Optimise message deduplication

Multiple options (could be combined):

Store the last seen Message ID, UID, and UIDVALIDITY to detect if there have been new mails (as outlined by RFC3501). If the UIDVALIDITY has not changed, any mails with a lower UID than was last seen should be disregarded as already processed. That would ditch the requirement for keeping a log of all UIDs we have ever processed (in combination with keeping the Message IDs)
Store message IDs along with the recipients for which that mail has been delivered.

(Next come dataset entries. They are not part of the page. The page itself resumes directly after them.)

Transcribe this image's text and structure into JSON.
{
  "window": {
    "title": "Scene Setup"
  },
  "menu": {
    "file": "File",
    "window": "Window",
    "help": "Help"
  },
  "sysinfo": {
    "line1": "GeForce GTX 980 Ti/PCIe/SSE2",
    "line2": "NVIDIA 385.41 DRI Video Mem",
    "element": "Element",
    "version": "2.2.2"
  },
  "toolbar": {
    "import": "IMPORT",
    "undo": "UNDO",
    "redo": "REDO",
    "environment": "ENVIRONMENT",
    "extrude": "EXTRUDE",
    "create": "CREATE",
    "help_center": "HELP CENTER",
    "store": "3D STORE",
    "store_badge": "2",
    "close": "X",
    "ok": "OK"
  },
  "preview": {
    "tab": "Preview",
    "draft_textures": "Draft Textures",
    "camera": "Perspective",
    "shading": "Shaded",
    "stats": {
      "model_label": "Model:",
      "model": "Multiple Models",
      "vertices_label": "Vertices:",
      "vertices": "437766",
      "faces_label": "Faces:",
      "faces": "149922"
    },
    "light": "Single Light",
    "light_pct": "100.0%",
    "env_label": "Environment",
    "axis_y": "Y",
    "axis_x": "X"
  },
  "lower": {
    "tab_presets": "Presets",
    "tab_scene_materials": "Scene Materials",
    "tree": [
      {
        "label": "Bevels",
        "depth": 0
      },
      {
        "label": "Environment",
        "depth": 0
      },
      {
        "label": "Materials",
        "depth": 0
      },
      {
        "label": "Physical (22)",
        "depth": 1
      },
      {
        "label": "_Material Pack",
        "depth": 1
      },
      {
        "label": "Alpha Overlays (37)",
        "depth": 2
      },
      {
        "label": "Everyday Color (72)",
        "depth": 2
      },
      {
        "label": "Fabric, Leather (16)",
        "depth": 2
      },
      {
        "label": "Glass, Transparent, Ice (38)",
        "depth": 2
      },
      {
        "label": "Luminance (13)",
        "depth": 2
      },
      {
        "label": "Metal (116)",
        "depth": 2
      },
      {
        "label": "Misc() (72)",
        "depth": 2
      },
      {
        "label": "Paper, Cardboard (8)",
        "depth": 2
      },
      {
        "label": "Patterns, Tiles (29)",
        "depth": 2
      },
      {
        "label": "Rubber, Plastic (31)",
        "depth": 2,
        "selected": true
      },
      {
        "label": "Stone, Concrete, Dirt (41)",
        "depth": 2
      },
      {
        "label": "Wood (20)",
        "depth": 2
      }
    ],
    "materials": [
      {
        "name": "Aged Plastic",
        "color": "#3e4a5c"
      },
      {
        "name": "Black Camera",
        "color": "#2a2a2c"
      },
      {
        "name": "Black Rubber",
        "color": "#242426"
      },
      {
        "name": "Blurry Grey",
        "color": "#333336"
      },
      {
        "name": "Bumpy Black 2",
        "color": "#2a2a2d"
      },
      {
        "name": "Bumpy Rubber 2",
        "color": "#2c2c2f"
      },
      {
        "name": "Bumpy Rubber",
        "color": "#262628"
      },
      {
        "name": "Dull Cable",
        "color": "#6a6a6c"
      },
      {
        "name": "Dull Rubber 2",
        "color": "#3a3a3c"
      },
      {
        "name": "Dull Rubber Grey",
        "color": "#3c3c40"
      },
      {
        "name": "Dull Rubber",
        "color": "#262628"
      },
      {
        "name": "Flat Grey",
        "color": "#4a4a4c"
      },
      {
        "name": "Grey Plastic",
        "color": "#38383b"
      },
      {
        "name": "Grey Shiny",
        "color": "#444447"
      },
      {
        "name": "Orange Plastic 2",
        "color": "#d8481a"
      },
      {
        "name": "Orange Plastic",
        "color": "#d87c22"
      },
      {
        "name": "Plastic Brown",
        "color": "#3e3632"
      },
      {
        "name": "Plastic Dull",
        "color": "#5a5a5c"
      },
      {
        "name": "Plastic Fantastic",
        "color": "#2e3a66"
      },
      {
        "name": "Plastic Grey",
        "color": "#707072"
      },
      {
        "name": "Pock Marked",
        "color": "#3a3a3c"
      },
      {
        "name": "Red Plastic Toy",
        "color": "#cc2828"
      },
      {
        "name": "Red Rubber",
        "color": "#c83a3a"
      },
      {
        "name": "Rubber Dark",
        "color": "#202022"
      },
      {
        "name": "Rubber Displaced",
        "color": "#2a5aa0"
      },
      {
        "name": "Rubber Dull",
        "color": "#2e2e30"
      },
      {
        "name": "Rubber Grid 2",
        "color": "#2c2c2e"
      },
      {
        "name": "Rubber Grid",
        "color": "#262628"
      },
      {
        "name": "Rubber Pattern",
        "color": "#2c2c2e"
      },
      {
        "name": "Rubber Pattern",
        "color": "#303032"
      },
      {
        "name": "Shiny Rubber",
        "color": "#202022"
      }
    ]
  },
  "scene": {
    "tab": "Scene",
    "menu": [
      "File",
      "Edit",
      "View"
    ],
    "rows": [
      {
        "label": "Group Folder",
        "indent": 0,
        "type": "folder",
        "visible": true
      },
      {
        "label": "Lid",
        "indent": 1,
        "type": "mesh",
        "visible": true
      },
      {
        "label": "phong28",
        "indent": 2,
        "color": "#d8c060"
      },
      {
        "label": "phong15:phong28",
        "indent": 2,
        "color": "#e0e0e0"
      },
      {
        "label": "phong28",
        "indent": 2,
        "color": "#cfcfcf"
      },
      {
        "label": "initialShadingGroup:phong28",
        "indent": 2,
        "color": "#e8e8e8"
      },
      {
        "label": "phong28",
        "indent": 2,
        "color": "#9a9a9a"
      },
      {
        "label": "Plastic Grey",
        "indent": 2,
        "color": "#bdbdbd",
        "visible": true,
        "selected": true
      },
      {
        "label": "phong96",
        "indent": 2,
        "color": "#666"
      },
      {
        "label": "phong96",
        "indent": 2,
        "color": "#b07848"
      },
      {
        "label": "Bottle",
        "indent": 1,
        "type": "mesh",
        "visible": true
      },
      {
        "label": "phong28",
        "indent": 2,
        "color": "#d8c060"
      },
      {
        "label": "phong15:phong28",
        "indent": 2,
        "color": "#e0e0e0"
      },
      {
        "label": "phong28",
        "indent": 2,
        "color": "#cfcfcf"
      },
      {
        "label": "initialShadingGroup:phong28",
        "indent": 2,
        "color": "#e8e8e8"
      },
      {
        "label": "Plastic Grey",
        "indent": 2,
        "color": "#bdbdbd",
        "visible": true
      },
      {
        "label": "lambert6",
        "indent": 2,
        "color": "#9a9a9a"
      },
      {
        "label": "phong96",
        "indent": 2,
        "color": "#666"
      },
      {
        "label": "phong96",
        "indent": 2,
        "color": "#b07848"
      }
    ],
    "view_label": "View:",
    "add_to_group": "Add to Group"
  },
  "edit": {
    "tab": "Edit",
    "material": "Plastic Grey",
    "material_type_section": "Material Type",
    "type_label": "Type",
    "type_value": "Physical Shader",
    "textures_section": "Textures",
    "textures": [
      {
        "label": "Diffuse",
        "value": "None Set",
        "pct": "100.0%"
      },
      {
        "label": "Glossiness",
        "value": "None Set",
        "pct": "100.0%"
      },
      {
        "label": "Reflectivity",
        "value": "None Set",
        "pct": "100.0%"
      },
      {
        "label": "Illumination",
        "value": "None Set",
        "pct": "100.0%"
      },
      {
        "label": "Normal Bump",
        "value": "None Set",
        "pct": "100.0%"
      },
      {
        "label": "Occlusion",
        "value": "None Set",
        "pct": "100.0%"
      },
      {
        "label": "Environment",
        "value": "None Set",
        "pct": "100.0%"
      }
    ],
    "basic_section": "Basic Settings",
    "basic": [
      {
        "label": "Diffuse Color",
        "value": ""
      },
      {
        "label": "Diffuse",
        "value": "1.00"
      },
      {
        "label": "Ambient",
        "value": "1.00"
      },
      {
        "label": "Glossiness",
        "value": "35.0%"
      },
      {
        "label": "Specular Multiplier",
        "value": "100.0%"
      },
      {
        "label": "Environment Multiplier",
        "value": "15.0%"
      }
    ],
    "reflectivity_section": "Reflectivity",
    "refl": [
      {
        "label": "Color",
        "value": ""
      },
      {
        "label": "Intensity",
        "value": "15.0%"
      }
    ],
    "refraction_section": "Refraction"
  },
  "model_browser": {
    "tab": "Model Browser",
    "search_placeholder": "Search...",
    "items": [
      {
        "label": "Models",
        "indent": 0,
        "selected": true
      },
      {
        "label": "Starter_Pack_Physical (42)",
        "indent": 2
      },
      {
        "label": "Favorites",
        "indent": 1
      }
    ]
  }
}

Further more anonymisation / pseudonymisation could be achieved by hashing the Message ID and recipients address separately.
Come up with a better performing storage scheme than we have right now. Both the UID and Message-ID File will grow indefinitely increasing lookup-times. A storage schema like so could (maybe, I am not an expert in this) be better performing:

-<Message-ID Domain or Fallback (possibly hashed)>/
--<first char of Non-Domain part of the Message ID (possibly hashed)>/
---<Non-Domain part of the Message ID (possibly hashed)>

The <Non-Domain part of the Message ID (possibly hashed)> file would either contain, separated by new lines, all recipients (possibly hashed) for which this message has been processed. Or, if a balance between file-count and entries per file should be achieved, the (hashed) Message-ID, and separated by e.g. a comma, the (hashed) recipient. Multiple lines for the same Message-ID are allowed to exist in one file, but each combination of Message-ID and recipient may not exist more than once.

A FS structure could look like this:

-<Message-ID Domain or Fallback (possibly hashed)>/
--<first two characters of Non-Domain part of the Message ID (possibly hashed)>

The message-id Domain could of course also be tiered.